Voyageurs in a New World: A French Colonial Cemetery in Nouveau Biloxi
Bioarchaeology of the American Southeast: Approaches to Bridging Health and Identity in the Past, 2018
New World colonization is the subject of Funkhouser and Hester’s analysis of human skeletal remains from the French colony of New Biloxi. They cite results of paleopathological assessment and ancient mtDNA analyses, in comparison with other French colonial cemeteries from the New World, and contemporaneous populations in Europe, finding groups of soldiers and sailors to be most alike, as mostly young and male, and having experienced childhood impoverishment and adult physical strain.
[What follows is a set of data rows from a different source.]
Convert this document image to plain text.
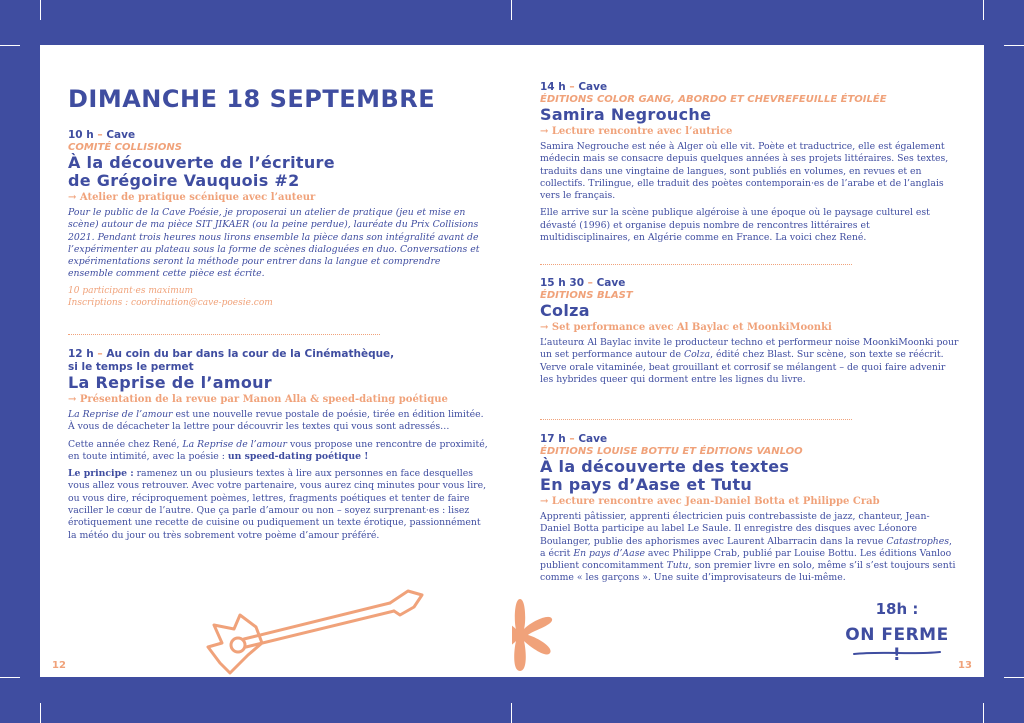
DIMANCHE 18 SEPTEMBRE
10 h – Cave
COMITÉ COLLISIONS
À la découverte de l’écriture
de Grégoire Vauquois #2
→ Atelier de pratique scénique avec l’auteur
Pour le public de la Cave Poésie, je proposerai un atelier de pratique (jeu et mise en scène) autour de ma pièce SIT JIKAER (ou la peine perdue), lauréate du Prix Collisions 2021. Pendant trois heures nous lirons ensemble la pièce dans son intégralité avant de l’expérimenter au plateau sous la forme de scènes dialoguées en duo. Conversations et expérimentations seront la méthode pour entrer dans la langue et comprendre ensemble comment cette pièce est écrite.
10 participant·es maximum
Inscriptions : coordination@cave-poesie.com
12 h – Au coin du bar dans la cour de la Cinémathèque,
si le temps le permet
La Reprise de l’amour
→ Présentation de la revue par Manon Alla & speed-dating poétique

La Reprise de l’amour est une nouvelle revue postale de poésie, tirée en édition limitée. À vous de décacheter la lettre pour découvrir les textes qui vous sont adressés…

Cette année chez René, La Reprise de l’amour vous propose une rencontre de proximité, en toute intimité, avec la poésie : un speed-dating poétique !

Le principe : ramenez un ou plusieurs textes à lire aux personnes en face desquelles vous allez vous retrouver. Avec votre partenaire, vous aurez cinq minutes pour vous lire, ou vous dire, réciproquement poèmes, lettres, fragments poétiques et tenter de faire vaciller le cœur de l’autre. Que ça parle d’amour ou non – soyez surprenant·es : lisez érotiquement une recette de cuisine ou pudiquement un texte érotique, passionnément la météo du jour ou très sobrement votre poème d’amour préféré.

12
14 h – Cave
ÉDITIONS COLOR GANG, ABORDO ET CHEVREFEUILLE ÉTOILÉE
Samira Negrouche
→ Lecture rencontre avec l’autrice

Samira Negrouche est née à Alger où elle vit. Poète et traductrice, elle est également médecin mais se consacre depuis quelques années à ses projets littéraires. Ses textes, traduits dans une vingtaine de langues, sont publiés en volumes, en revues et en collectifs. Trilingue, elle traduit des poètes contemporain·es de l’arabe et de l’anglais vers le français.

Elle arrive sur la scène publique algéroise à une époque où le paysage culturel est dévasté (1996) et organise depuis nombre de rencontres littéraires et multidisciplinaires, en Algérie comme en France. La voici chez René.

15 h 30 – Cave
ÉDITIONS BLAST
Colza
→ Set performance avec Al Baylac et MoonkiMoonki

L’auteurα Al Baylac invite le producteur techno et performeur noise MoonkiMoonki pour un set performance autour de Colza, édité chez Blast. Sur scène, son texte se réécrit. Verve orale vitaminée, beat grouillant et corrosif se mélangent – de quoi faire advenir les hybrides queer qui dorment entre les lignes du livre.

17 h – Cave
ÉDITIONS LOUISE BOTTU ET ÉDITIONS VANLOO
À la découverte des textes
En pays d’Aase et Tutu
→ Lecture rencontre avec Jean-Daniel Botta et Philippe Crab

Apprenti pâtissier, apprenti électricien puis contrebassiste de jazz, chanteur, Jean-Daniel Botta participe au label Le Saule. Il enregistre des disques avec Léonore Boulanger, publie des aphorismes avec Laurent Albarracin dans la revue Catastrophes, a écrit En pays d’Aase avec Philippe Crab, publié par Louise Bottu. Les éditions Vanloo publient concomitamment Tutu, son premier livre en solo, même s’il s’est toujours senti comme « les garçons ». Une suite d’improvisateurs de lui-même.

18h :
ON FERME !
13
As a population, they are comparable with Shuler and colleagues’ (chapter 9) analysis of a later 19th- and early 20th-century historic cemetery complex where sailors, laborers, and the indigent were also laid to rest. Funkhouser and Hester’s comprehensive application of paleopathological indicators is echoed in almost every chapter in this volume, from oral health (e.g., Listi, chapter 2; Betsinger and Smith, chapter 3; Griffin, chapter 4), to nonspecific infections and trauma (Stevens and colleagues, chapter 10). Most frequent in Funkhouser and Hester’s sample, though, appear to be those unfortunates who likely perished of epidemic disease, which may killed them so quickly as to have left no impact on their skeletons.